Charles Keeping, artistic master of the macabre
Charles Keeping (1924 – 1988) was an English illustrator, children's book author and lithographer from London. He was particularly known for monotone illustrations of myths and poems, in a misty and often blood-soaked style that is very distinctive.
Keeping's work was controversial in some quarters.

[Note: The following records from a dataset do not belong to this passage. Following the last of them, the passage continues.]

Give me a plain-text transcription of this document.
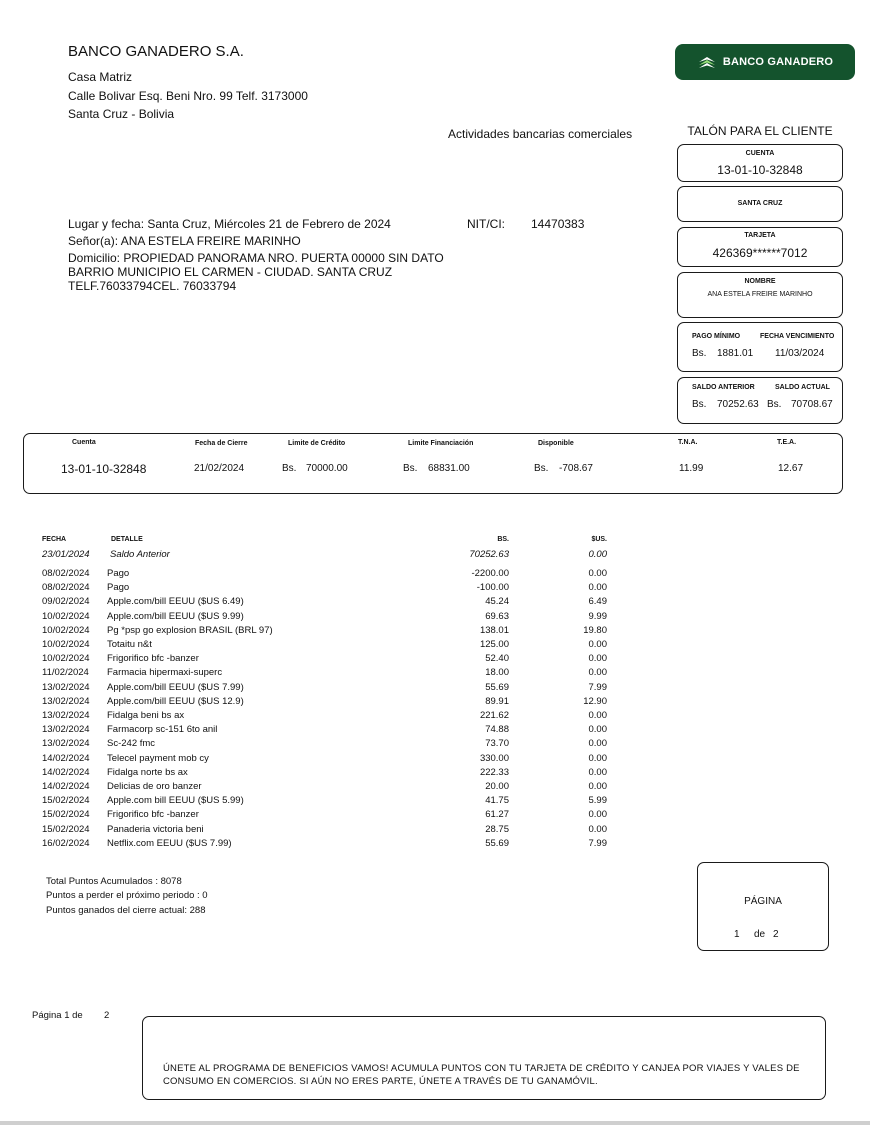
BANCO GANADERO S.A.
Casa Matriz
Calle Bolivar Esq. Beni Nro. 99 Telf. 3173000
Santa Cruz - Bolivia
Actividades bancarias comerciales
BANCO GANADERO
TALÓN PARA EL CLIENTE
CUENTA
13-01-10-32848
SANTA CRUZ
TARJETA
426369******7012
NOMBRE
ANA ESTELA FREIRE MARINHO
PAGO MÍNIMO	FECHA VENCIMIENTO
Bs. 1881.01 11/03/2024
SALDO ANTERIOR	SALDO ACTUAL
Bs. 70252.63 Bs. 70708.67
Lugar y fecha: Santa Cruz, Miércoles 21 de Febrero de 2024	NIT/CI: 14470383
Señor(a): ANA ESTELA FREIRE MARINHO
Domicilio: PROPIEDAD PANORAMA NRO. PUERTA 00000 SIN DATO
BARRIO MUNICIPIO EL CARMEN - CIUDAD. SANTA CRUZ
TELF.76033794CEL. 76033794
Cuenta	Fecha de Cierre	Limite de Crédito	Limite Financiación	Disponible	T.N.A.	T.E.A.
13-01-10-32848	21/02/2024	Bs. 70000.00	Bs. 68831.00	Bs. -708.67	11.99	12.67
FECHA	DETALLE	BS.	$US.
23/01/2024 Saldo Anterior	70252.63	0.00
08/02/2024 Pago	-2200.00	0.00
08/02/2024 Pago	-100.00	0.00
09/02/2024 Apple.com/bill EEUU ($US 6.49)	45.24	6.49
10/02/2024 Apple.com/bill EEUU ($US 9.99)	69.63	9.99
10/02/2024 Pg *psp go explosion BRASIL (BRL 97)	138.01	19.80
10/02/2024 Totaitu n&t	125.00	0.00
10/02/2024 Frigorifico bfc -banzer	52.40	0.00
11/02/2024 Farmacia hipermaxi-superc	18.00	0.00
13/02/2024 Apple.com/bill EEUU ($US 7.99)	55.69	7.99
13/02/2024 Apple.com/bill EEUU ($US 12.9)	89.91	12.90
13/02/2024 Fidalga beni bs ax	221.62	0.00
13/02/2024 Farmacorp sc-151 6to anil	74.88	0.00
13/02/2024 Sc-242 fmc	73.70	0.00
14/02/2024 Telecel payment mob cy	330.00	0.00
14/02/2024 Fidalga norte bs ax	222.33	0.00
14/02/2024 Delicias de oro banzer	20.00	0.00
15/02/2024 Apple.com bill EEUU ($US 5.99)	41.75	5.99
15/02/2024 Frigorifico bfc -banzer	61.27	0.00
15/02/2024 Panaderia victoria beni	28.75	0.00
16/02/2024 Netflix.com EEUU ($US 7.99)	55.69	7.99
Total Puntos Acumulados : 8078
Puntos a perder el próximo periodo : 0
Puntos ganados del cierre actual: 288
PÁGINA
1 de 2
Página 1 de 2
ÚNETE AL PROGRAMA DE BENEFICIOS VAMOS! ACUMULA PUNTOS CON TU TARJETA DE CRÉDITO Y CANJEA POR VIAJES Y VALES DE CONSUMO EN COMERCIOS. SI AÚN NO ERES PARTE, ÚNETE A TRAVÉS DE TU GANAMÓVIL.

Some felt his work too flashy, and illustrator Edward Ardizzone is said to have referred to him as "that vulgar artist”. Others felt that the frankness and violence of his work, and his taste for the morbid and macabre, were unsuitable for children.
He grew up in a terraced house in Lambeth that housed three generations of the family, in an inner city environment of street markets and working horses that would much inform his work.
He left school at fourteen. When he turned 18 in 1942 he was called up and joined the Royal Navy as a radio operator. After the War he suffered a profound depression and a belief that a head wound he had sustained had disfigured him on the inside as well as (temporarily) on the outside. He received treatment, was institutionalised for a time, but made a full recovery. Perhaps his sympathetic visual treatments of Frankenstein's monster and Grendel, the monster from Beowulf, owe something to this period of his life.
He applied for a grant to study art at Regent Street Polytechnic, but was turned down, so he read meters for a gas company during the day and took life drawing classes in the evening. He also worked as a life model. Eventually he was admitted to Regent Street Polytechnic, where he studied illustration and lithography.
His first published work was a comic strip in the Daily Herald newspaper which he drew for four years, beginning in 1952. He also drew cartoons for the Jewish Chronicle, was political cartoonist for the Middle Eastern Review for a time, and later contributed to Punch.
His first book was a humorous health-promotion title called Why Die of Heart Disease? in 1953. His breakthrough came in 1957 when he illustrated Rosemary Sutcliff's historical children's novel The Silver Branch. His drawings were vigorous and played with the conventions of size and placement within the text. He would go on to illustrate many more children's novels and Edward Blishen's retelling of Greek myths, The God Beneath the Sea, which Keeping illustrated in 1970, won the Carnegie Medal for that year.
In the 1980s Oxford University Press created a new format for Keeping's illustrations - the black and white picture book for older children, illustrated in evocative line and wash. Keeping produced four books in this style: The Highwayman (1981), illustrating the 1906 poem by Alfred Noyes in gruesome detail; Beowulf (1982), adapted from the Anglo-Saxon epic by Kevin Crossley-Holland; The Wedding Ghost (1985), an original story by Leon Garfield; and The Lady of Shalott (1986), by Alfred, Lord Tennyson.
Our illustration is 'The Merry Go Round' from the Childcraft Book, 1972.